Soy un tipo afortunado. En el
barrio donde con mis amigos amamos, lloramos, sufrimos y jugamos, además del respectivo
montón de casas contaba con una buena cantidad de equipamientos comunitarios (iglesias,
sedes sociales, escuelas) y comerciales (almacenes con lista de fiados y
supermercados) que daban diversidad y mucha gracia a la vida en el lugar. Pero sobre todo una de las maravillas del
barrio, una de las razones por las que aún vivo aquí, uno de los lugares que
potenció mis ganas de ser futbolista es la existencia del campus deportivo de la
Universidad de La Frontera. El segundo mayor y mejor espacio verde de Temuco,
después del Parque Estadio Municipal, que además está al lado. ¡Qué más puede
pedir un bicho de ciudad!
¿Cuánta gente se necesita para conformar
un barrio, ese pedazo de ciudad madre? ¿Cuántas de las cinco mil seiscientas
personas que presenciaron nuestra infancia y juventud habrán influido en cómo
somos hoy? ¿Cuántos amigos, conocidos, tíos y tías habremos tenido en el apogeo
de nuestra vida social? ¿Habré visto alguna vez a la señora Charo?

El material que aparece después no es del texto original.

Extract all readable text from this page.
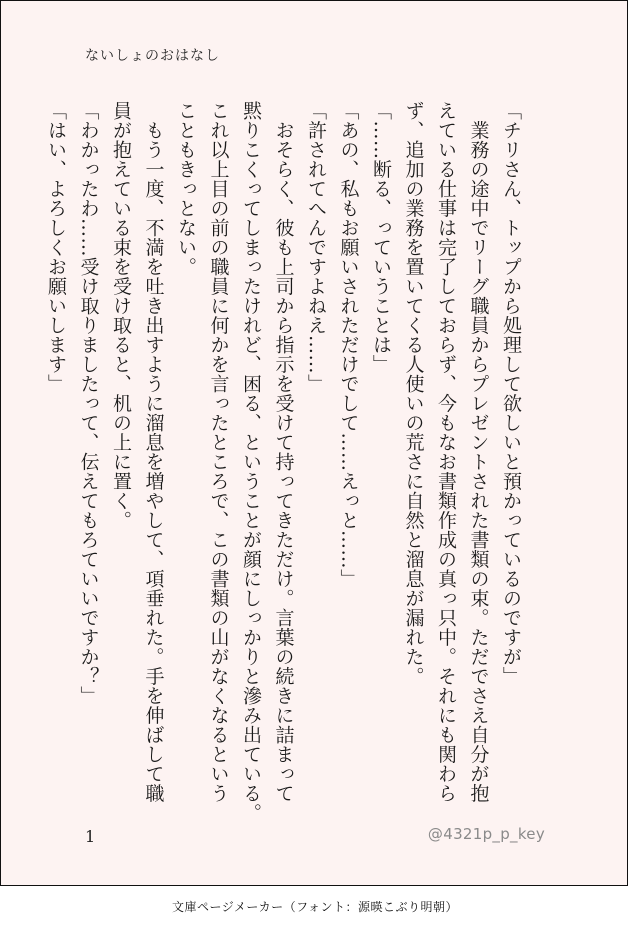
ないしょのおはなし
「チリさん、トップから処理して欲しいと預かっているのですが」
　業務の途中でリーグ職員からプレゼントされた書類の束。ただでさえ自分が抱
えている仕事は完了しておらず、今もなお書類作成の真っ只中。それにも関わら
ず、追加の業務を置いてくる人使いの荒さに自然と溜息が漏れた。
「……断る、っていうことは」
「あの、私もお願いされただけでして……えっと……」
「許されてへんですよねえ……」
　おそらく、彼も上司から指示を受けて持ってきただけ。言葉の続きに詰まって
黙りこくってしまったけれど、困る、ということが顔にしっかりと滲み出ている。
これ以上目の前の職員に何かを言ったところで、この書類の山がなくなるという
こともきっとない。
　もう一度、不満を吐き出すように溜息を増やして、項垂れた。手を伸ばして職
員が抱えている束を受け取ると、机の上に置く。
「わかったわ……受け取りましたって、伝えてもろていいですか？」
「はい、よろしくお願いします」
1	@4321p_p_key
文庫ページメーカー（フォント：源暎こぶり明朝）
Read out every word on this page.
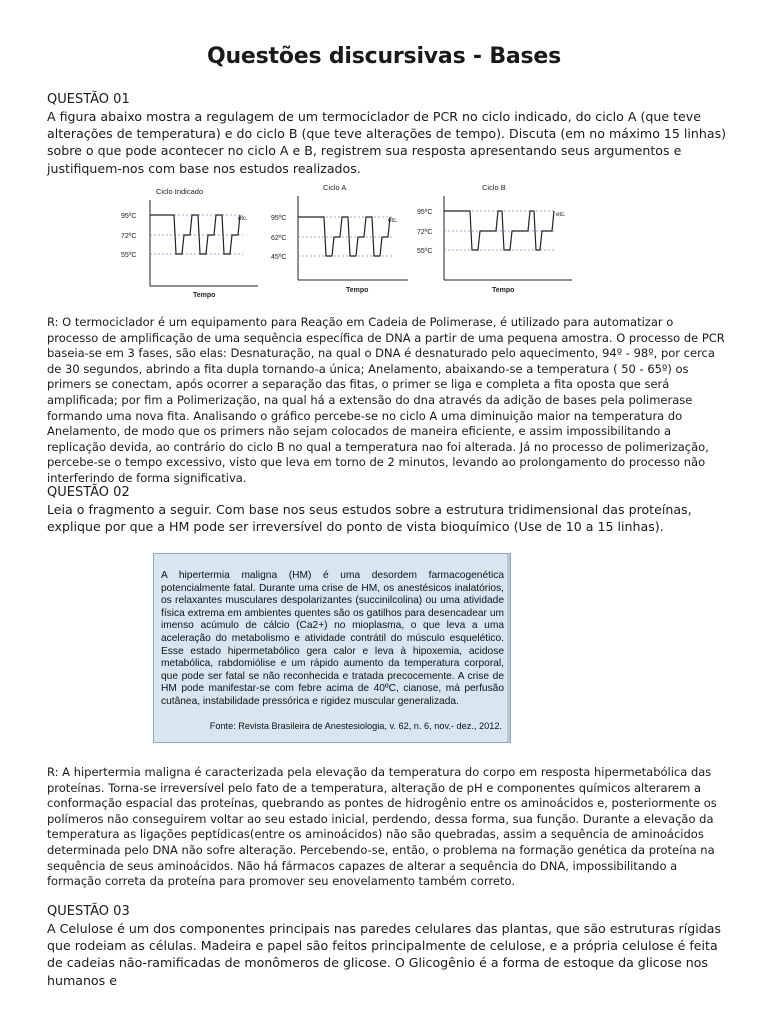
Questões discursivas - Bases
QUESTÃO 01
A figura abaixo mostra a regulagem de um termociclador de PCR no ciclo indicado, do ciclo A (que teve alterações de temperatura) e do ciclo B (que teve alterações de tempo). Discuta (em no máximo 15 linhas) sobre o que pode acontecer no ciclo A e B, registrem sua resposta apresentando seus argumentos e justifiquem-nos com base nos estudos realizados.
Ciclo Indicado
95ºC
72ºC
55ºC
etc.
Tempo
Ciclo A
95ºC
62ºC
45ºC
etc.
Tempo
Ciclo B
95ºC
72ºC
55ºC
etc.
Tempo
R: O termociclador é um equipamento para Reação em Cadeia de Polimerase, é utilizado para automatizar o processo de amplificação de uma sequência específica de DNA a partir de uma pequena amostra. O processo de PCR baseia-se em 3 fases, são elas: Desnaturação, na qual o DNA é desnaturado pelo aquecimento, 94º - 98º, por cerca de 30 segundos, abrindo a fita dupla tornando-a única; Anelamento, abaixando-se a temperatura ( 50 - 65º) os primers se conectam, após ocorrer a separação das fitas, o primer se liga e completa a fita oposta que será amplificada; por fim a Polimerização, na qual há a extensão do dna através da adição de bases pela polimerase formando uma nova fita. Analisando o gráfico percebe-se no ciclo A uma diminuição maior na temperatura do Anelamento, de modo que os primers não sejam colocados de maneira eficiente, e assim impossibilitando a replicação devida, ao contrário do ciclo B no qual a temperatura nao foi alterada. Já no processo de polimerização, percebe-se o tempo excessivo, visto que leva em torno de 2 minutos, levando ao prolongamento do processo não interferindo de forma significativa.
QUESTÃO 02
Leia o fragmento a seguir. Com base nos seus estudos sobre a estrutura tridimensional das proteínas, explique por que a HM pode ser irreversível do ponto de vista bioquímico (Use de 10 a 15 linhas).
A hipertermia maligna (HM) é uma desordem farmacogenética potencialmente fatal. Durante uma crise de HM, os anestésicos inalatórios, os relaxantes musculares despolarizantes (succinilcolina) ou uma atividade física extrema em ambientes quentes são os gatilhos para desencadear um imenso acúmulo de cálcio (Ca2+) no mioplasma, o que leva a uma aceleração do metabolismo e atividade contrátil do músculo esquelético. Esse estado hipermetabólico gera calor e leva à hipoxemia, acidose metabólica, rabdomiólise e um rápido aumento da temperatura corporal, que pode ser fatal se não reconhecida e tratada precocemente. A crise de HM pode manifestar-se com febre acima de 40ºC, cianose, má perfusão cutânea, instabilidade pressórica e rigidez muscular generalizada.
Fonte: Revista Brasileira de Anestesiologia, v. 62, n. 6, nov.- dez., 2012.
R: A hipertermia maligna é caracterizada pela elevação da temperatura do corpo em resposta hipermetabólica das proteínas. Torna-se irreversível pelo fato de a temperatura, alteração de pH e componentes químicos alterarem a conformação espacial das proteínas, quebrando as pontes de hidrogênio entre os aminoácidos e, posteriormente os polímeros não conseguirem voltar ao seu estado inicial, perdendo, dessa forma, sua função. Durante a elevação da temperatura as ligações peptídicas(entre os aminoácidos) não são quebradas, assim a sequência de aminoácidos determinada pelo DNA não sofre alteração. Percebendo-se, então, o problema na formação genética da proteína na sequência de seus aminoácidos. Não há fármacos capazes de alterar a sequência do DNA, impossibilitando a formação correta da proteína para promover seu enovelamento também correto.
QUESTÃO 03
A Celulose é um dos componentes principais nas paredes celulares das plantas, que são estruturas rígidas que rodeiam as células. Madeira e papel são feitos principalmente de celulose, e a própria celulose é feita de cadeias não-ramificadas de monômeros de glicose. O Glicogênio é a forma de estoque da glicose nos humanos e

La casa de mis abuelos paternos
está en la Población Temuco, un antiguo barrio obrero de pequeñas viviendas
colectivas apegadas a la calle, muy bellas y con muchos pasajes peatonales
ideales para andar en autitos a pedales, triciclos y bicicletas. Hoy es un
barrio considerado “patrimonial” por el Estado pero no se conserva muy bien y
su población es mayormente anciana. Espero, al menos, que eso lo proteja de las
hienas inmobiliarias.
Allí recuerdo que la mayoría de las
puertas de acceso a las casas tenían el nombre de su dueño, el hombre por
supuesto, según la usanza de la época. Era bonito recorrer las casas y leer esos
nombres, aunque no eran más que eso, nombres de desconocidos puestos en
diminutas e insignificantes plaquitas metálicas pegadas a las puertas. Digo
insignificantes sólo por una cuestión de tamaño y forma, porque hoy esas
plaquitas deberían ser piezas de museo. Un patrimonio de la ciudad y la arquitectura
que nos cuenta como éramos como comunidad, como eran nuestros padres cuando
hijos y nuestros abuelos cuando padres.
Qué maravilla sería conocer los
nombres de todos los vecinos. Tocar puertas con esas plaquitas que eran
verdaderos escudos, himnos y banderas familiares grabadas en los accesos de las
casas. Dispuestas como una mano abierta, tendida, que te acorta camino para
buscar coincidencias y conocidos en común. Dándote un empujón para sociabilizar
con el vecino, ofrecer y pedir ayuda, para no estar tan sólo y seguramente saber
dónde vive la señora Charo.
Me gusto tu reflexión....hace pensar y detenerse un poquito para recordar.
ResponderEliminarGracias
Saludos Pablo, yo siempre que paso por la Población Temuco no puedo dejar de detenerme a leer los nombres en las plaquitas que queda. Un abrazo.
ResponderEliminarNadie sabe donde vive "nadie" que fortuna que tu SI compartas con vecinos en comunidad. Dormiré con tus palabras al viento. Especial en una noche de luna. Un abrazo Jara Patricio
ResponderEliminarComo dice Neruda en el poema Oda al Hombre Sencillo: Conocer una vida no es bastante, pero conocerlas todas tampoco es necesario. Algo así. Agradecido por tus palabras Mari-Maestra. Un abrazo.